The threshold question before this Court, though not argued by either party, is whether an appeal lies from the summary judgment for the defendant Winner. It is established that if an appealing party has no right of appeal, an appellate court on its own motion, should dismiss the appeal even though the question of ap-pealability has not been raised by the parties themselves. Bailey v. Gooding, 301 N.C. 205, 270 S.E. 2d 431 (1980); Dickey v. Herbin, 250 N.C. 321, 108 S.E. 2d 632 (1959); Rogers v. Brantley, 244 N.C. 744, 94 S.E. 2d 896 (1956).
In a multiple claim or multiple party action, an appeal from a summary judgment granted for one party or on one claim is premature if the trial court does not make a determination under G.S. 1A-1, Rule 54(b) that there was no just reason for delay, unless a substantial right is involved as provided by G.S. 1-277 and G.S. 7A-27(d). Oestreicher v. Stores, 290 N.C. 118, 225 S.E. 2d 797 (1976); Newton v. Insurance Co., 291 N.C. 105, 229 S.E. 2d 297 (1976).
Since the trial court made no finding under Rule 54(b) that there was no just reason for delay, we must determine if plaintiffs had the statutory right of appeal under G.S. 1-277 and G.S. 7A-27(d) because a substantial right is involved. We conclude that there is no substantial right involved and that the appeal is premature.
In their first two claims for relief, plaintiffs allege that defendants Schroader, lessees, agreed to pay plaintiffs for their leasehold improvements, and that the release was executed and delivered to defendants Holcombe and Waldrop, lessors, without the knowledge and consent of plaintiffs, and that said defendants relying on said release fraudulently entered into a direct sublease with defendants Schroader with intent to defraud the plaintiffs. The third claim for relief against defendant Winner for malpractice was in the alternative, “if and in the event the Court should find that the plaintiffs should not recover and shall not recover *357under its claims for relief set forth under One and Two above . . .
Since plaintiffs seek to recover against defendant Winner only if they are unable to recover against the other defendants on their primary claims, the primary claims must first be determined. Only if the court determines that plaintiffs cannot recover on their primary claims can plaintiffs’ right to recover from defendant Winner be affected by the summary judgment for Winner. If the plaintiffs should recover against the other defendants on either one or both of the primary claims, plaintiffs under the pleadings could not and do not seek to recover against defendant Winner for malpractice.

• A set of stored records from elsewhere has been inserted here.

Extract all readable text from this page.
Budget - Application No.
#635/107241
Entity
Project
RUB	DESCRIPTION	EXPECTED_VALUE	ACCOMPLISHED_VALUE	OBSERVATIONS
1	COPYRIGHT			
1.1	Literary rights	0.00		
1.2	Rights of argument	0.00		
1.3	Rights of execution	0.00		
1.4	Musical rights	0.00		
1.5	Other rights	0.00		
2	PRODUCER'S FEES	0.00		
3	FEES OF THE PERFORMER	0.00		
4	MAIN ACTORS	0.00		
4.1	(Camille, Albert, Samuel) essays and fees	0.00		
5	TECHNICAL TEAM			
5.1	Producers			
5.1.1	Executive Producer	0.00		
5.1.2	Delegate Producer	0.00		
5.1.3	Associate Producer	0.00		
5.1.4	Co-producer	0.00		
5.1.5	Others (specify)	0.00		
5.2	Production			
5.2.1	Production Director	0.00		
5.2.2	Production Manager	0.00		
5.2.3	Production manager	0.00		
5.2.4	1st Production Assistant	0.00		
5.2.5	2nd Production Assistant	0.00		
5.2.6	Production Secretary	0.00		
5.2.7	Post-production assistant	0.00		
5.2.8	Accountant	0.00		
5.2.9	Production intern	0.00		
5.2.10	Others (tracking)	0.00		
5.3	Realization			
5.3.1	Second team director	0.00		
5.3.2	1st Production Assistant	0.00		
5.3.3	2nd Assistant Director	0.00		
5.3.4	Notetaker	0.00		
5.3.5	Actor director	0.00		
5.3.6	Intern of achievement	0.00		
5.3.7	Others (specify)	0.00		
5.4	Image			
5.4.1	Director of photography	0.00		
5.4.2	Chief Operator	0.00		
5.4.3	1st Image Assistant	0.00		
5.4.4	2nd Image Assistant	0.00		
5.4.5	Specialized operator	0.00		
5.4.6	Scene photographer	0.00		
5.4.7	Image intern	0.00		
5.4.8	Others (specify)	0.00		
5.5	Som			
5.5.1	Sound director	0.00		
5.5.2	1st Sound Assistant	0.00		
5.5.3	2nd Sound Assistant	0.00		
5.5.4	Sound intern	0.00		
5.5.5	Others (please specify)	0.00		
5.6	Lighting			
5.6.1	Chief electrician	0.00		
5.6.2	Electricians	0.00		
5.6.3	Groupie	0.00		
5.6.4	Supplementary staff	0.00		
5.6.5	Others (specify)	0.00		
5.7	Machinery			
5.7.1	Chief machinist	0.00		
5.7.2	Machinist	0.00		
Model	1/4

The summary judgment is not appealable on the theory that it affects a substantial right of the plaintiffs and will work injury to plaintiffs if not corrected before a trial and appeal from final judgment on the primary claims. If the summary judgment for defendant Winner is in error, plaintiffs can preserve their right to complain of the error by a duly entered exception, and may appeal after adverse judgment on the primary claims. If plaintiffs should recover against the other defendants on their primary claims, there would be no basis for an appeal from the summary judgment against defendant Winner; if plaintiffs do not recover on their primary claims, they may then appeal from the summary judgment. See Industries, Inc. v. Insurance Co., 296 N.C. 486, 251 S.E. 2d 443 (1979).
The courts do not favor a piecemeal appeal in a Rule 54(b) situation. See W. Shuford, N.C. Civil Practice and Procedure § 54-5 (1975). But the appeal from the summary judgment in this case is also objectionable in that, though on its face a final judgment, it is actually a conditional one that would adversely affect the plaintiffs only if and when it is determined that they cannot recover on their primary claims. At this stage of the proceeding the appeal is premature, and this Court, if it now entertained the appeal, would be giving an advisory opinion on a matter that will not be in controversy if subsequently plaintiffs do recover on their primary claims. The summary judgment is not final but interlocutory because further judicial action is necessary in order fully and finally to settle the rights.of the parties. An order is interlocutory “if it does not determine the issues but directs some *358further proceeding preliminary to final decree.” Greene v. Laboratories, Inc., 254 N.C. 680, 693, 120 S.E. 2d 82, 91 (1961).
The appeal from the summary judgment is in violation of G.S. 1-277 and G.S. 7A-27 which prohibits appeal from an interlocutory order and also in violation of G.S. 1A-1, Rule 54(b) which prohibits appeal from a judgment which adjudicates fewer than all of multiple claims, it appearing that plaintiffs are not now deprived of a substantial right. The reason for these statutes and rules is “to prevent fragmentary, premature and unnecessary appeals by permitting the trial divisions to have done with a case fully and finally before it is presented to the appellate division.” Waters v. Personnel, Inc., 294 N.C. 200, 207, 240 S.E. 2d 338, 343 (1978).
The appeal is
Judges MARTIN (Robert M.) and WELLS concur.